You can imagine what Corvino’s response to this is. He argues that Kagan has not arbitrarily picked the middle level description. She has picked the level that corresponds with the intrinsic, design-based features of the cake: it was designed as a cake to celebrate weddings. She has discounted the lower level description that focuses on the extrinsic properties that a cake of that design might acquire if it is used in a same-sex wedding celebration. If you allowed extrinsic properties of cakes (or other items) to determine their character for the purposes of discrimination law, you would make a mockery of those laws. Any item can be used to celebrate or support a lifestyle or identity under the right circumstance. For example (and this comes from Corvino), birthday cakes are used to celebrate the ongoing life of someone. What if that person is gay, Black or Muslim? Surely it would be discriminatory to not sell a birthday cake to a Muslim simply because it celebrated their life (which you might object to for other reasons)? To make the law workable, you have to focus on the intrinsic properties of the cake, not the extrinsic properties it might take on. This point applies more generally to the sale of other items.
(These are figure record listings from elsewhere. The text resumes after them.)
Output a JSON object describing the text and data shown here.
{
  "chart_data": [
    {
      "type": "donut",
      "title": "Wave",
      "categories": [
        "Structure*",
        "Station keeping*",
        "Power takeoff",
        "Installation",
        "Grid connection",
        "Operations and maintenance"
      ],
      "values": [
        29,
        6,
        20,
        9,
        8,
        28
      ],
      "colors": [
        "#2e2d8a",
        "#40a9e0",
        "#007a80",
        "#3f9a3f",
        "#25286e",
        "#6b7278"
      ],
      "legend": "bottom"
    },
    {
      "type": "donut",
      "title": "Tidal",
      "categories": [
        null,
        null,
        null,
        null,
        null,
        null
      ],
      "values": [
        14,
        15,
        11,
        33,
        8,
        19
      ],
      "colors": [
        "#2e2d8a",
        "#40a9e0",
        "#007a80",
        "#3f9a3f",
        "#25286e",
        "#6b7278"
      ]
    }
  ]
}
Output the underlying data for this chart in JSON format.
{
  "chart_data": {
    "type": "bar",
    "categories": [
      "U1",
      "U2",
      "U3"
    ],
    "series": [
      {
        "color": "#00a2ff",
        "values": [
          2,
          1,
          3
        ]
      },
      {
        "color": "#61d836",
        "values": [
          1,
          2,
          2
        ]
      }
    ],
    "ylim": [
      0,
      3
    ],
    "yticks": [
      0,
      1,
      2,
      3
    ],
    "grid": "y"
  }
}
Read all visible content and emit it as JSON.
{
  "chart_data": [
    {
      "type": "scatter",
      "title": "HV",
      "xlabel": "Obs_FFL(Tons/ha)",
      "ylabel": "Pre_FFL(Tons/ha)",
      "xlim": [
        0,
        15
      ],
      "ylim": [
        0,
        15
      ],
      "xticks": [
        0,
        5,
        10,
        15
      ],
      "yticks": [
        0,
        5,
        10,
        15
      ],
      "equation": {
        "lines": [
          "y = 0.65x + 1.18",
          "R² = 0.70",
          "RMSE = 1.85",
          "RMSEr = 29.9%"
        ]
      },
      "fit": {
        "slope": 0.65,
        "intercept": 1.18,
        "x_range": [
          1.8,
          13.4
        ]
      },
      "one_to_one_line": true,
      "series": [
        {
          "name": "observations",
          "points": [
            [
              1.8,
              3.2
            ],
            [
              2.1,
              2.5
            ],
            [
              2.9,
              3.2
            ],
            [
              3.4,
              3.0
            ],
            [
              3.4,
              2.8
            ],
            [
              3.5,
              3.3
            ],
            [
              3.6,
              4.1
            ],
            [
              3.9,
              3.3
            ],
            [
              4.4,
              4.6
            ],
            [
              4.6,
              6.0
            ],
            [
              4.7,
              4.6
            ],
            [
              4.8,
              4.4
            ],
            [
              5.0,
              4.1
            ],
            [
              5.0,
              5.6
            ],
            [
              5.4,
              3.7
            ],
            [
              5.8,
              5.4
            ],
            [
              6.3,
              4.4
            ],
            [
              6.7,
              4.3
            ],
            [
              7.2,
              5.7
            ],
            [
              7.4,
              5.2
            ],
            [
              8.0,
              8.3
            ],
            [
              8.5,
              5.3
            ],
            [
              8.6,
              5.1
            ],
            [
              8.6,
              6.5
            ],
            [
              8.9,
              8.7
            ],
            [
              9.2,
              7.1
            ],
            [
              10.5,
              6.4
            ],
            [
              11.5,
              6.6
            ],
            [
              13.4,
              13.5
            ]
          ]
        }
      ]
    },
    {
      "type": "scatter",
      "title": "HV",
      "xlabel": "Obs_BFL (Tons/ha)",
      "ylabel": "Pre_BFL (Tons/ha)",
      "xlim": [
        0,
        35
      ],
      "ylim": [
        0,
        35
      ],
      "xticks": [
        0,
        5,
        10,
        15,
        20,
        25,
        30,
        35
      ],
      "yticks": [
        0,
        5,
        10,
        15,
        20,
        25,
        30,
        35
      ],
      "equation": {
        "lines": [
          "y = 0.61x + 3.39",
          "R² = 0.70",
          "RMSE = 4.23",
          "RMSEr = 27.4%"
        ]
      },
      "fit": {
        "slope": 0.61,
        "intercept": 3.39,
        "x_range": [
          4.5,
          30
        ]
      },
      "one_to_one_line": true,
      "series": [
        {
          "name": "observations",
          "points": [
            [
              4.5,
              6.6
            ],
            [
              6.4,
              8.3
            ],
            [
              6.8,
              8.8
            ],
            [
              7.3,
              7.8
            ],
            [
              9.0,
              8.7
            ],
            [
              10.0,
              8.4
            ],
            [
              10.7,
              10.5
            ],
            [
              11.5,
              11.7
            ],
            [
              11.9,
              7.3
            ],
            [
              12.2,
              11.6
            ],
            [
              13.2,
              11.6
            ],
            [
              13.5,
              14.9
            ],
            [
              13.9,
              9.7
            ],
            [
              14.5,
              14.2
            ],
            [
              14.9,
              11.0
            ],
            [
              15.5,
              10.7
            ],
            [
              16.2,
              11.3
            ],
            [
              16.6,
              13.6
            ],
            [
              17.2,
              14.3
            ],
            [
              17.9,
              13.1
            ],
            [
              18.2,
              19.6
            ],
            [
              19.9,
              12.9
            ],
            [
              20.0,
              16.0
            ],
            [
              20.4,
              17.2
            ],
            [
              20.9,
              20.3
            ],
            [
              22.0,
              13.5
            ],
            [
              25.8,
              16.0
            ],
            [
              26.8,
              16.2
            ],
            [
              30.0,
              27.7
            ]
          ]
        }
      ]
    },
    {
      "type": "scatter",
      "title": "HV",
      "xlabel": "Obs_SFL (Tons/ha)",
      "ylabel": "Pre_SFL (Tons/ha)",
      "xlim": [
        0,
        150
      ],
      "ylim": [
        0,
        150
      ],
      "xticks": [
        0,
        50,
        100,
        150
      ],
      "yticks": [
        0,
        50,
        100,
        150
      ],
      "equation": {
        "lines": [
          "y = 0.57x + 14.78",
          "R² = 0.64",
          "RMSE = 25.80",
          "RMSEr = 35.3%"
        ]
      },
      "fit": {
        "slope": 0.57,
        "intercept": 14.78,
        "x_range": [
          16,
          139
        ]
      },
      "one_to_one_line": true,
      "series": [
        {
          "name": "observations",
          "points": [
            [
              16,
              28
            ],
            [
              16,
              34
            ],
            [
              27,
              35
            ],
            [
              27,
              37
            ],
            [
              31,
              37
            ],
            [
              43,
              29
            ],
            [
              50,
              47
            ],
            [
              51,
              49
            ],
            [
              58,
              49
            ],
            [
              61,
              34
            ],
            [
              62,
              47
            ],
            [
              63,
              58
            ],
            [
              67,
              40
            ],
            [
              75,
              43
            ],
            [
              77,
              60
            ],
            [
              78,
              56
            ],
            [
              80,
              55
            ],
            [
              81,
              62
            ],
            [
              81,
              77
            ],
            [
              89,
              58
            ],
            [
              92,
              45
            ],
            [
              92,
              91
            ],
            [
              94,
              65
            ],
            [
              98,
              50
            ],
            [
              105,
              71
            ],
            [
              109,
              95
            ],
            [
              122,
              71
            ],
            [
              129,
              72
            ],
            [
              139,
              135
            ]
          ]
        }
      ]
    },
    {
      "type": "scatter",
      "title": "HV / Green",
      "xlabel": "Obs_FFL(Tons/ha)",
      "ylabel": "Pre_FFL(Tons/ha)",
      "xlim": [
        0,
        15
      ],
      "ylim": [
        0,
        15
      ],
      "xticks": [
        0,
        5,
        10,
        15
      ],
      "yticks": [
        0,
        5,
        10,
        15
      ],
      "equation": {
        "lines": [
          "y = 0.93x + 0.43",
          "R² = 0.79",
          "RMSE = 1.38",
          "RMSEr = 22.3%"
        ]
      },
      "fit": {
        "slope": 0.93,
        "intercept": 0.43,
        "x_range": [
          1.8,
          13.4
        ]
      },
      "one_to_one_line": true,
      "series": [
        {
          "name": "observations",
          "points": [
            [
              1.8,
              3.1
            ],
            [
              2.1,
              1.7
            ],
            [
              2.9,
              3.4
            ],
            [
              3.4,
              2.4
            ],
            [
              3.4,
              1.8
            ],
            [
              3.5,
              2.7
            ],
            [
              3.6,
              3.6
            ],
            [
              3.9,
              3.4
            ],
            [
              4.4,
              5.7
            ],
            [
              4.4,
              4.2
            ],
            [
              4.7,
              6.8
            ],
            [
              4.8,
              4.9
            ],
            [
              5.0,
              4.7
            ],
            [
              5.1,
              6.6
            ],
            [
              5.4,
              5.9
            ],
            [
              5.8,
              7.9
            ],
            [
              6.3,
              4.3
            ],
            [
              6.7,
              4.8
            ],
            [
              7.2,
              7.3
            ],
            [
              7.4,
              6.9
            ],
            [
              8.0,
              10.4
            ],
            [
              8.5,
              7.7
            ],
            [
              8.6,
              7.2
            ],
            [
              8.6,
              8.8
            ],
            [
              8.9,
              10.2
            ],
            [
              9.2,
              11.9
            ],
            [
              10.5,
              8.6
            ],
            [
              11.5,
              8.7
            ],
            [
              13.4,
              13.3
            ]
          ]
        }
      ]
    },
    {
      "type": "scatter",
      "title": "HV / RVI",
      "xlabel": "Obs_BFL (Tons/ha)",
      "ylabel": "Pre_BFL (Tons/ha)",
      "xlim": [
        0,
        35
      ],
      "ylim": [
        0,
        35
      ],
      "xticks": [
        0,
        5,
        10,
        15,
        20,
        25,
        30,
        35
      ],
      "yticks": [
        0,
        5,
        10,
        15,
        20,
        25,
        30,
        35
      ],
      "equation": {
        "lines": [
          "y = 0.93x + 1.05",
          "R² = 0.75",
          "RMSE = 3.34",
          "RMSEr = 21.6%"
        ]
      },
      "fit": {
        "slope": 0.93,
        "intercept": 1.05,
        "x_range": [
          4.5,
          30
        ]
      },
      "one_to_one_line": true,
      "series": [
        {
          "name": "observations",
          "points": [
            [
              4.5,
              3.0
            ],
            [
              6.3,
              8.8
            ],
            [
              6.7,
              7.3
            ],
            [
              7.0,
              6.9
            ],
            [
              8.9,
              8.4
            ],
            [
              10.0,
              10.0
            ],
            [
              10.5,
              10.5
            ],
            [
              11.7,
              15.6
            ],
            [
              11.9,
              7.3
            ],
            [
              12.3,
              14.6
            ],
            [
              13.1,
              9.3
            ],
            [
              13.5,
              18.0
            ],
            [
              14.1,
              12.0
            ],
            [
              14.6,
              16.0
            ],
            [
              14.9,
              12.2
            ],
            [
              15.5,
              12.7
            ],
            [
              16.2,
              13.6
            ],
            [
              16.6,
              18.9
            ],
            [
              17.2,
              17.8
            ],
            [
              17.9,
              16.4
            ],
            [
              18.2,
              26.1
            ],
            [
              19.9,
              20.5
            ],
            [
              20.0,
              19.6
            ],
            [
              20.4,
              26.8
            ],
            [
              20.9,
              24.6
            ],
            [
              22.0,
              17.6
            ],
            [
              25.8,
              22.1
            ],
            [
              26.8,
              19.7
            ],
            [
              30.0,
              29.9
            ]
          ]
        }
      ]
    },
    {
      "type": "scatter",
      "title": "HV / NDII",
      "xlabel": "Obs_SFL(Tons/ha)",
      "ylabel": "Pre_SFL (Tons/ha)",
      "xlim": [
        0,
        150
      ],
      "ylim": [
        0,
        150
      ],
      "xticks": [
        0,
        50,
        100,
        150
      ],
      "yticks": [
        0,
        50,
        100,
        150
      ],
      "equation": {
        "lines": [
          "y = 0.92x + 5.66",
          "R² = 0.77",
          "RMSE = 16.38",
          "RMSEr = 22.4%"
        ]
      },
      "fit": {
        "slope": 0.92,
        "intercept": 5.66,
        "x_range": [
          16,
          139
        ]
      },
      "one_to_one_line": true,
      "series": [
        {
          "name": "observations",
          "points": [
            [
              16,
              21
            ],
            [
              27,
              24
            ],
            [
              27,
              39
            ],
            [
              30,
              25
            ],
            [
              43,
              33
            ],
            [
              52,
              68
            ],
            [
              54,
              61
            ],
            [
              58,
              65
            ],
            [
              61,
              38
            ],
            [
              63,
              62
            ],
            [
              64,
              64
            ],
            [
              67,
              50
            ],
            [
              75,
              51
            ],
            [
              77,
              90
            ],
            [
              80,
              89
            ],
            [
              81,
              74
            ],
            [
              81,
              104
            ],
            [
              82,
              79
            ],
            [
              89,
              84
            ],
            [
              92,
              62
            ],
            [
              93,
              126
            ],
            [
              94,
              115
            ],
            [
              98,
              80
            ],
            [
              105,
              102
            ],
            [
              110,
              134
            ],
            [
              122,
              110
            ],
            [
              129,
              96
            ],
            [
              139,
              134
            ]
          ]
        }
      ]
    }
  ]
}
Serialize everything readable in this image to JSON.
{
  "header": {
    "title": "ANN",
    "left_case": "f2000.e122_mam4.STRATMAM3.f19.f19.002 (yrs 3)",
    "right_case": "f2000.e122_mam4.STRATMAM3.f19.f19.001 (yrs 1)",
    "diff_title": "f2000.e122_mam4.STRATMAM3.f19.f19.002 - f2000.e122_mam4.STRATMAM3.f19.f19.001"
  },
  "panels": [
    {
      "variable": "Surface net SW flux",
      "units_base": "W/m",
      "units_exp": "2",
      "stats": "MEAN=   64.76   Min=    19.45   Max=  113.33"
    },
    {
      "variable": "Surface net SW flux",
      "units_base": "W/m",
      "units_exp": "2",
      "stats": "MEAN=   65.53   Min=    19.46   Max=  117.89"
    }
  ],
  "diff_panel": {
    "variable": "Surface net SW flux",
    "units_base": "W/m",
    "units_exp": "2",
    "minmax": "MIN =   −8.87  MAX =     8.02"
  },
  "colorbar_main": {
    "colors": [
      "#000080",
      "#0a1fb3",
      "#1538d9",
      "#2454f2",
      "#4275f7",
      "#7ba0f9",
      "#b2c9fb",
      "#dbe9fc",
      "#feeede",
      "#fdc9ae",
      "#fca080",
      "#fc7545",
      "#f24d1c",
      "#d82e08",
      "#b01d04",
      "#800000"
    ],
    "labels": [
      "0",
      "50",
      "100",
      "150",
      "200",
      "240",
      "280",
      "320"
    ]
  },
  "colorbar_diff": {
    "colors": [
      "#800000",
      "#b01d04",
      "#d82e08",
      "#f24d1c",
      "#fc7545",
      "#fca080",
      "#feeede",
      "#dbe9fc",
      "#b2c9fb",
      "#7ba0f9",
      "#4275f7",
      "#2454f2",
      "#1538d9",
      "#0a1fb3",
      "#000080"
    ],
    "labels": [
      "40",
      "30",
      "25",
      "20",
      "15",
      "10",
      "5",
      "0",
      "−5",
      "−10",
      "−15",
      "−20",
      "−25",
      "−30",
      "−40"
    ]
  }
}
This brings us to the end of this analysis of Corvino’s argument. Overall, I think that he makes some good points. There is some plausibility to the distinction between the design of something and the use to which it is put. Discrimination that results from an unwillingness to supply a particular design of an item might be justifiable; but discrimination that results from an unwillingness to supply an item because it risks being used by people in ‘identity-constituting’ practices of which you disapprove is not. That said, there are limits to this analysis. What counts as an identity-constituting practice might be open to debate. And there are, presumably, other moral limits that might apply to the supply of goods and services that could trump concerns about discrimination. For example, an unwillingness to supply a knife for fear that it might be used in a ritual honour killing, might be permissible. That, however, is an argument for another day.